WARUNG TEMPOE DOLOE
Oleh Sekaringtyas Utamayanti
Seiring berkembangnya zaman, banyak warung
makan baru yang menyita perhatian para remaja hingga orang tua. Warung makan
yang di desain dengan sedemikian rupa untuk menarik perhatian
pelanggannya. Mulai dari tempatnya hingga menu-menunya yang berbeda dari tempat
yang lain. Tetapi, di Semarang masih ada salah satu warung tempoe doloe yang
hingga saat ini masih buka. Warung tersebut
bernama “Warung Makan Ibu Hj. S. Rasiman”.
Warung Makan Ibu Hj. S. Rasiman yang
beralamatkan di Jalan Cinde Barat 1/ 26, Semarang, Jawa Tengah ini buka pukul
06.30-17.00. Warung yang berdiri sejak tahun 1964 ini memiliki berbagai macam
menu masakan jawa seperti soto, opor, pecel, gule, nasi rames, dan garang asem. Sedangkan menu
terfavorit di Warung Makan Ibu Hj. S. Rasiman ini adalah garang asem. Berdasarkan
hasil wawancara saya dengan cucu pemilik warung yaitu Bu Sar, “Bahwa garang asem
sebenarnya makanan khas Grobogan, tapi sekarang makanan ini ada diberbagi kota
di Jawa Tengah. Garang asem inikan memiliki ciri khas rasa yang asam dan pedas,
gitu. Jadi, masyarakat banyak yang menyukai makanan ini, mbak,” ujarnya.
Harga di Warung Makan Ibu Hj. S. Rasiman
ini juga sangat terjangkau, mulai dari Rp. 7000,00 hingga Rp. 20.000,00 saja. Sedangkan
harga minumanya mulai dari Rp. 3.000,00 hingga Rp. 5.000,00 saja. Jadi, tidak
heran jika disaat jam makan siang warung makan ini penuh dengan pembeli
mahaiswa, mahasiswi, pelajar, tukang becak, sopir angkutan, hingga pegawai
kantoran. Meski Warung Makan Ibu Hj. S. Rasiman ini sudah berdiri sejak lama,
namun pelanggan-pelanggannya masih setia bahkan ada yang sampai ke anak cucu
pelanggannya.
Warung Makan Ibu Hj. S. Rasiman ini berada
di tempat yang strategis. Tidak dipinggir jalan raya, namun berada di daerah
yang ramai sehingga banyak masyarakat yang mengetahui Warung Makan Ibu Hj. S.
Rasiman ini. Meskipun makanannya disajikan dengan sederhana, namun Warung Makan
Ibu Hj. S. Rasiman ini sangat menjunjung tinggi kualitas rasa pada masakan. Jadi,
tidak heran jika rasa pada makanannya sangat “nendang” alias “maknyuuus”. Sudah
harganya murah, ditambah lagi rasanya yang membuat lidah bergoyang menjadikan
masyarakat banyak yang menyukai Warung Makan Ibu Hj. S. Rasiman ini.
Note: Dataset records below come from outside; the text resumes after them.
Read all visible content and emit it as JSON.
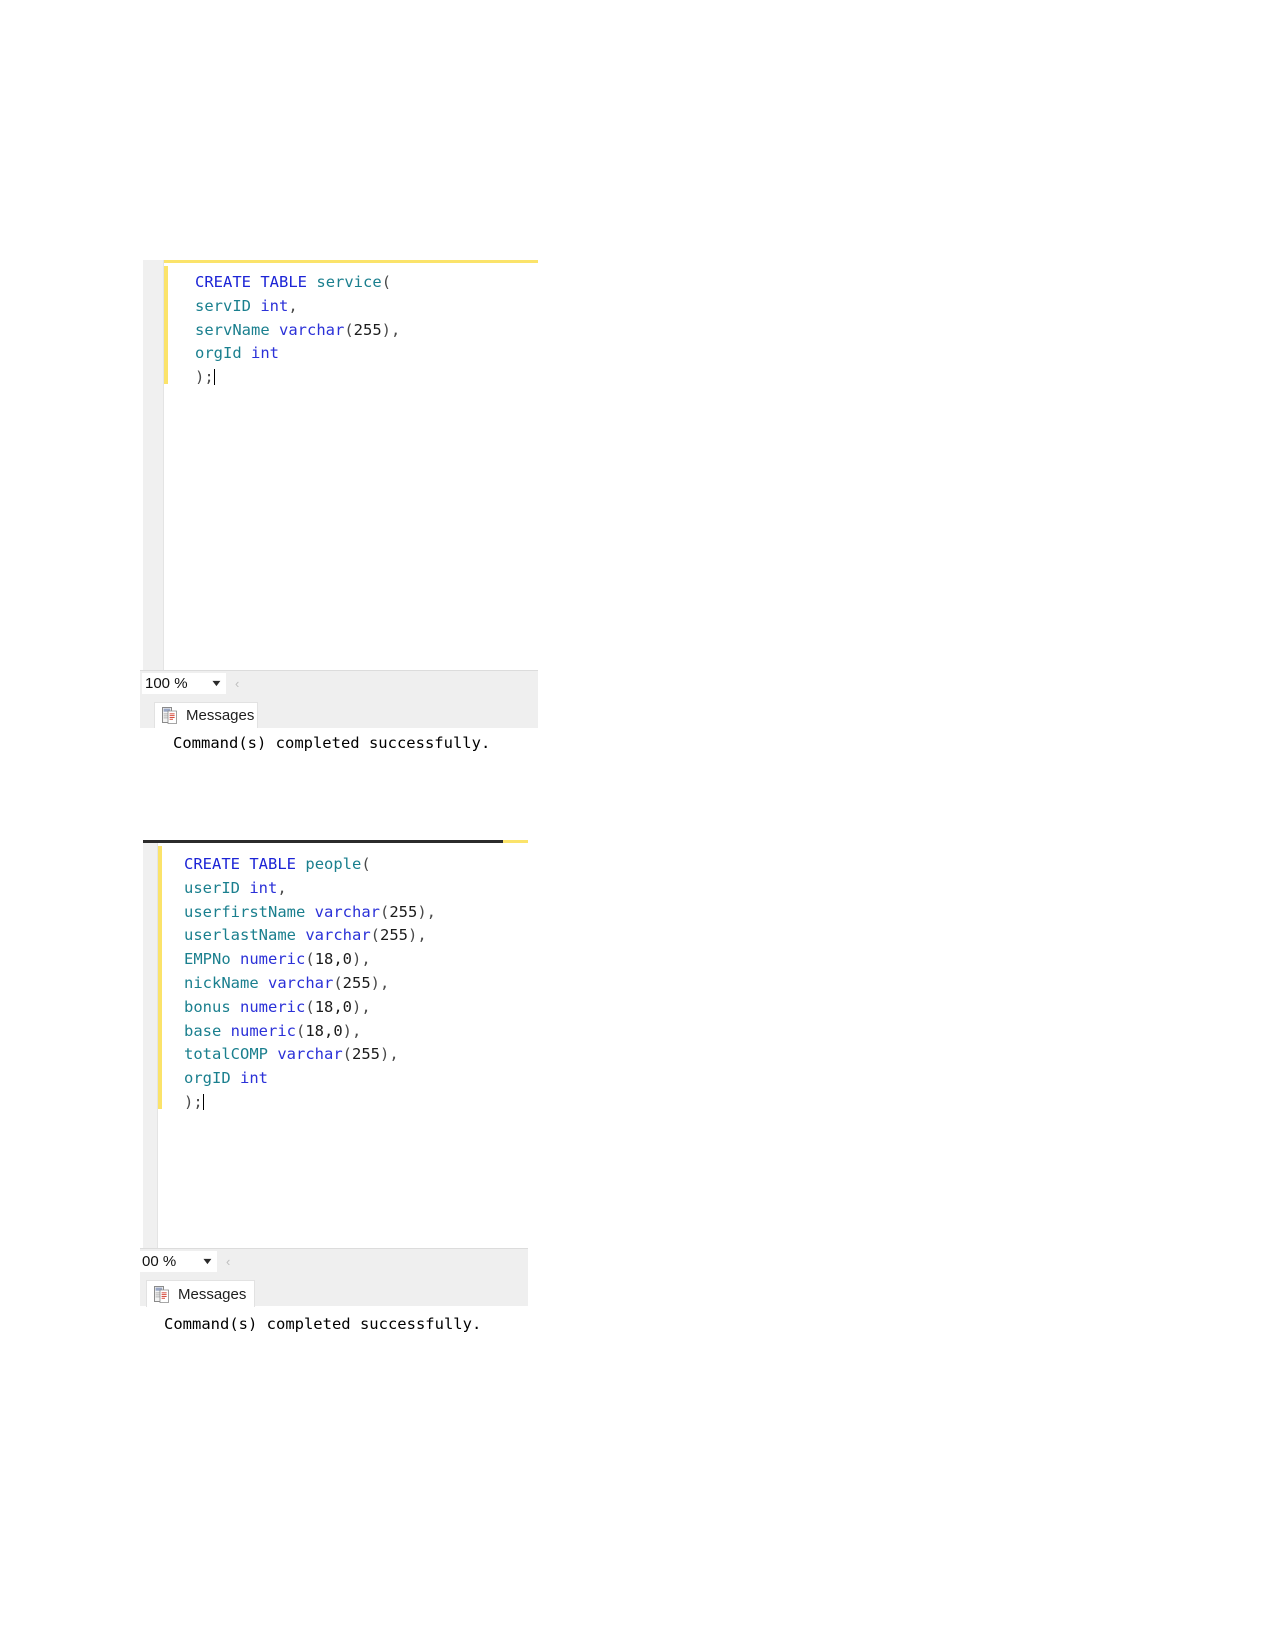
{
  "document": {
    "background": "#ffffff",
    "page_size": "1275x1650"
  },
  "theme": {
    "keyword_color": "#1c24d6",
    "identifier_color": "#1a7f8e",
    "type_color": "#2b31d8",
    "punctuation_color": "#4a4a4a",
    "change_bar_color": "#fbe36a",
    "margin_color": "#f0f0f0",
    "strip_color": "#efefef"
  },
  "panels": [
    {
      "id": "service-table",
      "query_editor": {
        "lines": [
          {
            "indent": 0,
            "tokens": [
              {
                "t": "CREATE",
                "c": "kw"
              },
              {
                "t": " ",
                "c": "punc"
              },
              {
                "t": "TABLE",
                "c": "kw"
              },
              {
                "t": " ",
                "c": "punc"
              },
              {
                "t": "service",
                "c": "tbl"
              },
              {
                "t": "(",
                "c": "punc"
              }
            ]
          },
          {
            "indent": 0,
            "tokens": [
              {
                "t": "servID",
                "c": "ident"
              },
              {
                "t": " ",
                "c": "punc"
              },
              {
                "t": "int",
                "c": "type"
              },
              {
                "t": ",",
                "c": "punc"
              }
            ]
          },
          {
            "indent": 0,
            "tokens": [
              {
                "t": "servName",
                "c": "ident"
              },
              {
                "t": " ",
                "c": "punc"
              },
              {
                "t": "varchar",
                "c": "type"
              },
              {
                "t": "(",
                "c": "punc"
              },
              {
                "t": "255",
                "c": "num"
              },
              {
                "t": "),",
                "c": "punc"
              }
            ]
          },
          {
            "indent": 0,
            "tokens": [
              {
                "t": "orgId",
                "c": "ident"
              },
              {
                "t": " ",
                "c": "punc"
              },
              {
                "t": "int",
                "c": "type"
              }
            ]
          },
          {
            "indent": 0,
            "tokens": [
              {
                "t": ");",
                "c": "punc"
              }
            ],
            "caret": true
          }
        ],
        "plain_text": "CREATE TABLE service(\nservID int,\nservName varchar(255),\norgId int\n);"
      },
      "zoom_control": {
        "value": "100 %",
        "arrow": "▼"
      },
      "hscroll_left_glyph": "‹",
      "results": {
        "tab_label": "Messages",
        "tab_icon": "messages-icon",
        "message": "Command(s) completed successfully."
      }
    },
    {
      "id": "people-table",
      "query_editor": {
        "lines": [
          {
            "indent": 0,
            "tokens": [
              {
                "t": "CREATE",
                "c": "kw"
              },
              {
                "t": " ",
                "c": "punc"
              },
              {
                "t": "TABLE",
                "c": "kw"
              },
              {
                "t": " ",
                "c": "punc"
              },
              {
                "t": "people",
                "c": "tbl"
              },
              {
                "t": "(",
                "c": "punc"
              }
            ]
          },
          {
            "indent": 0,
            "tokens": [
              {
                "t": "userID",
                "c": "ident"
              },
              {
                "t": " ",
                "c": "punc"
              },
              {
                "t": "int",
                "c": "type"
              },
              {
                "t": ",",
                "c": "punc"
              }
            ]
          },
          {
            "indent": 0,
            "tokens": [
              {
                "t": "userfirstName",
                "c": "ident"
              },
              {
                "t": " ",
                "c": "punc"
              },
              {
                "t": "varchar",
                "c": "type"
              },
              {
                "t": "(",
                "c": "punc"
              },
              {
                "t": "255",
                "c": "num"
              },
              {
                "t": "),",
                "c": "punc"
              }
            ]
          },
          {
            "indent": 0,
            "tokens": [
              {
                "t": "userlastName",
                "c": "ident"
              },
              {
                "t": " ",
                "c": "punc"
              },
              {
                "t": "varchar",
                "c": "type"
              },
              {
                "t": "(",
                "c": "punc"
              },
              {
                "t": "255",
                "c": "num"
              },
              {
                "t": "),",
                "c": "punc"
              }
            ]
          },
          {
            "indent": 0,
            "tokens": [
              {
                "t": "EMPNo",
                "c": "ident"
              },
              {
                "t": " ",
                "c": "punc"
              },
              {
                "t": "numeric",
                "c": "type"
              },
              {
                "t": "(",
                "c": "punc"
              },
              {
                "t": "18,0",
                "c": "num"
              },
              {
                "t": "),",
                "c": "punc"
              }
            ]
          },
          {
            "indent": 0,
            "tokens": [
              {
                "t": "nickName",
                "c": "ident"
              },
              {
                "t": " ",
                "c": "punc"
              },
              {
                "t": "varchar",
                "c": "type"
              },
              {
                "t": "(",
                "c": "punc"
              },
              {
                "t": "255",
                "c": "num"
              },
              {
                "t": "),",
                "c": "punc"
              }
            ]
          },
          {
            "indent": 0,
            "tokens": [
              {
                "t": "bonus",
                "c": "ident"
              },
              {
                "t": " ",
                "c": "punc"
              },
              {
                "t": "numeric",
                "c": "type"
              },
              {
                "t": "(",
                "c": "punc"
              },
              {
                "t": "18,0",
                "c": "num"
              },
              {
                "t": "),",
                "c": "punc"
              }
            ]
          },
          {
            "indent": 0,
            "tokens": [
              {
                "t": "base",
                "c": "ident"
              },
              {
                "t": " ",
                "c": "punc"
              },
              {
                "t": "numeric",
                "c": "type"
              },
              {
                "t": "(",
                "c": "punc"
              },
              {
                "t": "18,0",
                "c": "num"
              },
              {
                "t": "),",
                "c": "punc"
              }
            ]
          },
          {
            "indent": 0,
            "tokens": [
              {
                "t": "totalCOMP",
                "c": "ident"
              },
              {
                "t": " ",
                "c": "punc"
              },
              {
                "t": "varchar",
                "c": "type"
              },
              {
                "t": "(",
                "c": "punc"
              },
              {
                "t": "255",
                "c": "num"
              },
              {
                "t": "),",
                "c": "punc"
              }
            ]
          },
          {
            "indent": 0,
            "tokens": [
              {
                "t": "orgID",
                "c": "ident"
              },
              {
                "t": " ",
                "c": "punc"
              },
              {
                "t": "int",
                "c": "type"
              }
            ]
          },
          {
            "indent": 0,
            "tokens": [
              {
                "t": ");",
                "c": "punc"
              }
            ],
            "caret": true
          }
        ],
        "plain_text": "CREATE TABLE people(\nuserID int,\nuserfirstName varchar(255),\nuserlastName varchar(255),\nEMPNo numeric(18,0),\nnickName varchar(255),\nbonus numeric(18,0),\nbase numeric(18,0),\ntotalCOMP varchar(255),\norgID int\n);"
      },
      "zoom_control": {
        "value": "00 %",
        "arrow": "▼"
      },
      "hscroll_left_glyph": "‹",
      "results": {
        "tab_label": "Messages",
        "tab_icon": "messages-icon",
        "message": "Command(s) completed successfully."
      }
    }
  ]
}
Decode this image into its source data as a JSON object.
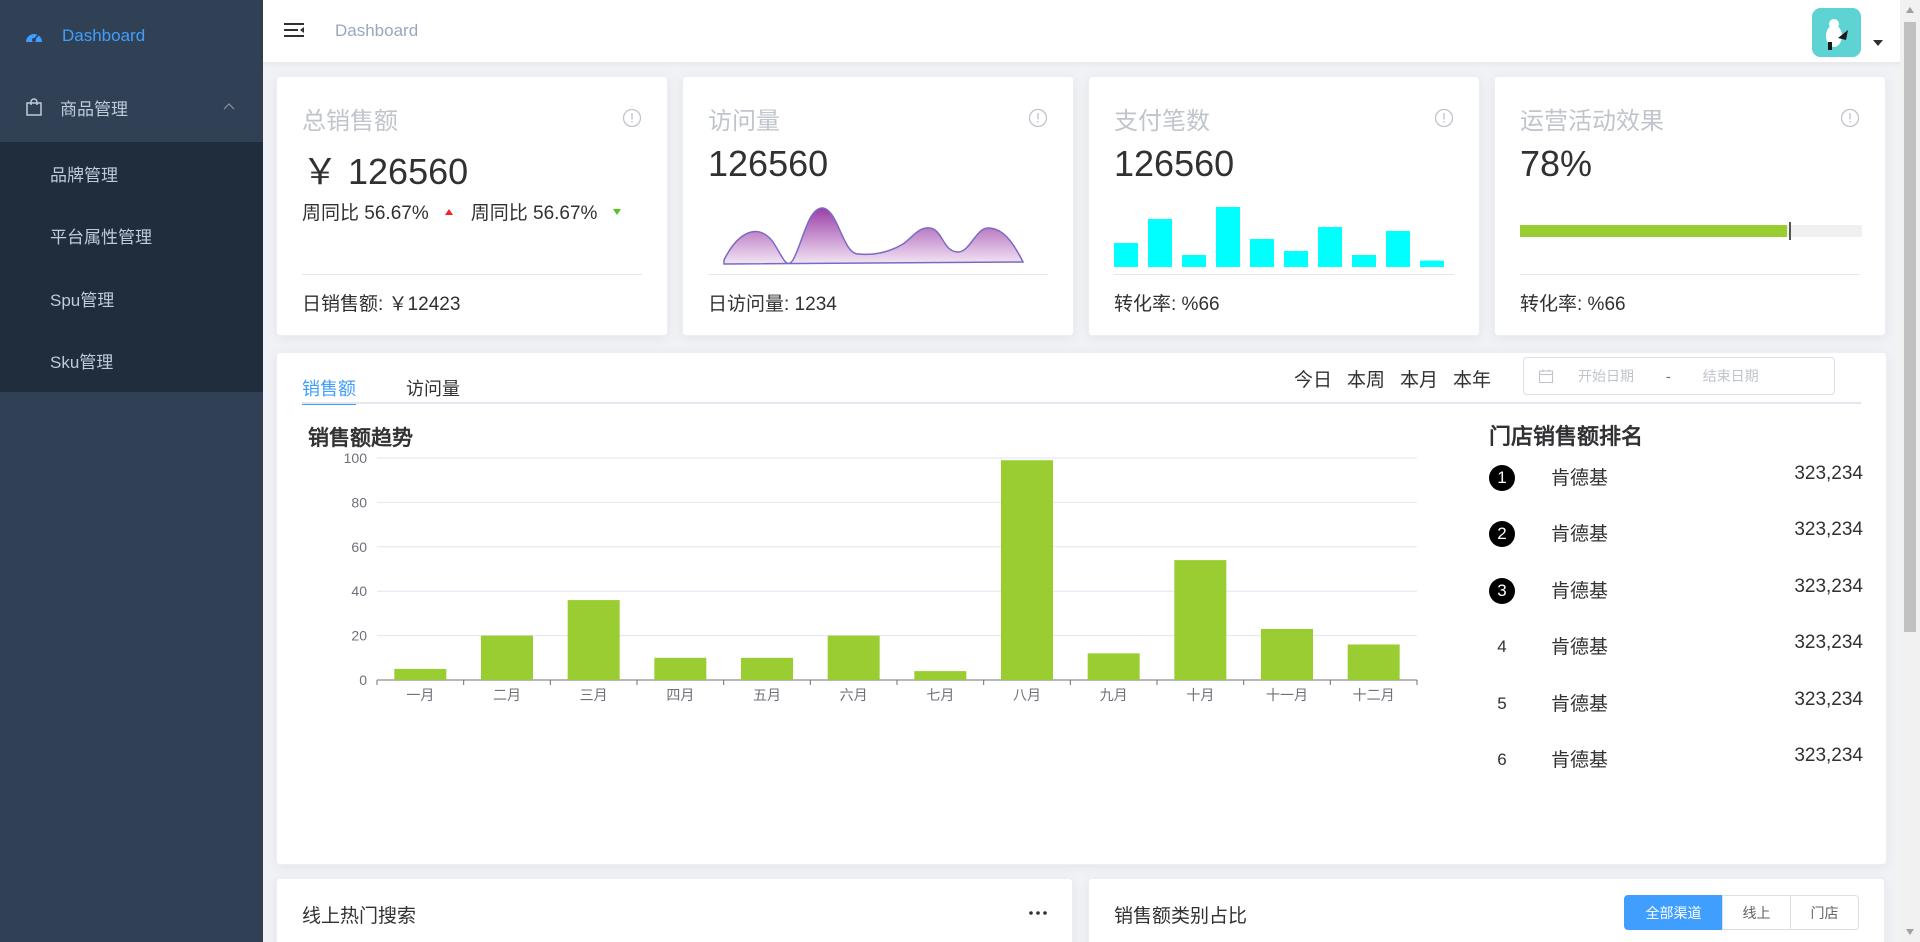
{
  "sidebar": {
    "dashboard_label": "Dashboard",
    "group_label": "商品管理",
    "items": [
      {
        "label": "品牌管理"
      },
      {
        "label": "平台属性管理"
      },
      {
        "label": "Spu管理"
      },
      {
        "label": "Sku管理"
      }
    ]
  },
  "header": {
    "breadcrumb": "Dashboard"
  },
  "stats": [
    {
      "title": "总销售额",
      "value": "￥ 126560",
      "compare_1": "周同比 56.67%",
      "compare_2": "周同比 56.67%",
      "footer": "日销售额: ￥12423"
    },
    {
      "title": "访问量",
      "value": "126560",
      "footer": "日访问量: 1234"
    },
    {
      "title": "支付笔数",
      "value": "126560",
      "footer": "转化率: %66",
      "bar_values": [
        3,
        6,
        1.5,
        7.5,
        3.5,
        2,
        5,
        1.5,
        4.5,
        0.8
      ]
    },
    {
      "title": "运营活动效果",
      "value": "78%",
      "footer": "转化率: %66",
      "progress": 0.78
    }
  ],
  "colors": {
    "accent": "#409eff",
    "bar_green": "#9acd32",
    "cyan": "#00ffff",
    "sidebar_bg": "#304156",
    "submenu_bg": "#1f2d3d"
  },
  "tabs": [
    {
      "label": "销售额"
    },
    {
      "label": "访问量"
    }
  ],
  "ranges": [
    "今日",
    "本周",
    "本月",
    "本年"
  ],
  "date_range": {
    "start": "开始日期",
    "sep": "-",
    "end": "结束日期"
  },
  "chart_title": "销售额趋势",
  "chart_data": {
    "type": "bar",
    "categories": [
      "一月",
      "二月",
      "三月",
      "四月",
      "五月",
      "六月",
      "七月",
      "八月",
      "九月",
      "十月",
      "十一月",
      "十二月"
    ],
    "values": [
      5,
      20,
      36,
      10,
      10,
      20,
      4,
      99,
      12,
      54,
      23,
      16
    ],
    "ylim": [
      0,
      100
    ],
    "yticks": [
      0,
      20,
      40,
      60,
      80,
      100
    ],
    "grid": true,
    "color": "#9acd32"
  },
  "rank": {
    "title": "门店销售额排名",
    "rows": [
      {
        "no": "1",
        "name": "肯德基",
        "value": "323,234"
      },
      {
        "no": "2",
        "name": "肯德基",
        "value": "323,234"
      },
      {
        "no": "3",
        "name": "肯德基",
        "value": "323,234"
      },
      {
        "no": "4",
        "name": "肯德基",
        "value": "323,234"
      },
      {
        "no": "5",
        "name": "肯德基",
        "value": "323,234"
      },
      {
        "no": "6",
        "name": "肯德基",
        "value": "323,234"
      }
    ]
  },
  "bottom": {
    "left_title": "线上热门搜索",
    "right_title": "销售额类别占比",
    "segments": [
      {
        "label": "全部渠道"
      },
      {
        "label": "线上"
      },
      {
        "label": "门店"
      }
    ]
  }
}
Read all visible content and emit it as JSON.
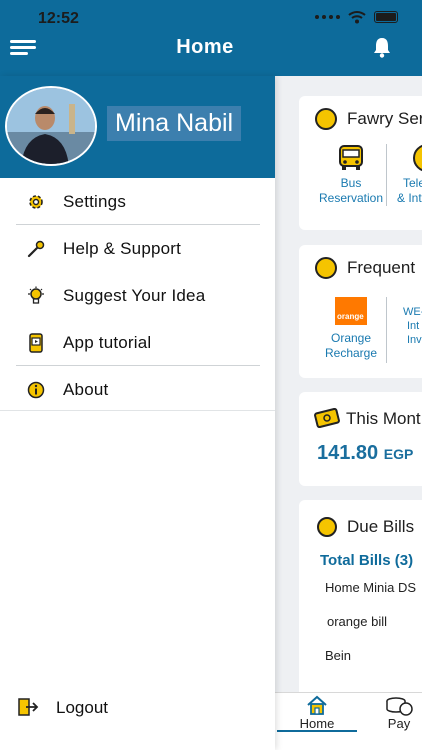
{
  "status_bar": {
    "time": "12:52"
  },
  "header": {
    "title": "Home"
  },
  "drawer": {
    "user_name": "Mina Nabil",
    "menu": [
      {
        "label": "Settings",
        "icon": "gear-icon"
      },
      {
        "label": "Help & Support",
        "icon": "wrench-icon"
      },
      {
        "label": "Suggest Your Idea",
        "icon": "lightbulb-icon"
      },
      {
        "label": "App tutorial",
        "icon": "tutorial-icon"
      },
      {
        "label": "About",
        "icon": "info-icon"
      }
    ],
    "logout_label": "Logout"
  },
  "main": {
    "services_card": {
      "title": "Fawry Ser",
      "items": [
        {
          "line1": "Bus",
          "line2": "Reservation"
        },
        {
          "line1": "Tele",
          "line2": "& Int"
        }
      ]
    },
    "frequent_card": {
      "title": "Frequent",
      "items": [
        {
          "logo_text": "orange",
          "line1": "Orange",
          "line2": "Recharge"
        },
        {
          "line1": "WE-",
          "line2": "Int",
          "line3": "Inv"
        }
      ]
    },
    "month_card": {
      "title": "This Mont",
      "amount": "141.80",
      "currency": "EGP"
    },
    "due_card": {
      "title": "Due Bills",
      "total": "Total Bills (3)",
      "bills": [
        "Home Minia DS",
        "orange bill",
        "Bein"
      ]
    }
  },
  "tabs": [
    {
      "label": "Home"
    },
    {
      "label": "Pay"
    }
  ],
  "colors": {
    "primary": "#0d6b9b",
    "accent": "#f5c400",
    "link": "#1a7ab0"
  }
}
Menurut hasil wawancara saya dengan Bu Sar,
“Bahwa Warung Makan Ibu Hj. S. Rasiman ini memiliki masa kejayaan, pada tahun
1975-1985. Pada tahun-tahun tersebut warung ini masih sangat ramai, mbak. Karena
dulu tempatnya masih di patung gajah Cinde Barat situ, jadi masih lebih
terjangkau lagi kalau dulu,” ujarnya. Meskipun Warung Makan Ibu Hj. S. Rasiman
sudah pindah, namun juga masih banyak pelanggan yang mampir untuk makan disana.
Warung Makan Ibu Hj. S. Rasiman ini memfasilitasi
pembeli dengan kipas angin dan tempat cuci tangan atau wastafel. Di warung
ini, pembeli hanya bisa makan dengan kursi-kursi kayu dan meja-meja kayu, jadi
tidak ada pilihan lesehan ketika akan makan disana. Di Warung Makan Ibu Hj. S.
Rasiman ini juga dilengkapi dengan jajanan-jajanan seperti ciki, permen, dan
susu kotak untuk anak-anak yang ingin menikmatinya.
Bagi kalian mahasiswa, mahasiswi, pelajar, sopir, pegawai atau pun orang yang hanya lewat mungkin ingin menikmati masakan jawa dengan suasana warung tempoe doloe ini salah satu tempat yang patut untuk dicoba. Apa lagi bagi mahasiswa ataupun mahasiswi yang sedang terjerat krisis akhir bulan, warung makan ini akan mempertahankan hidupmu. Karena harganya yang murah dan rasa yang sangat nikmat. Dengan harga kaki lima, kamu bisa merasakan masakan rasa bintang lima.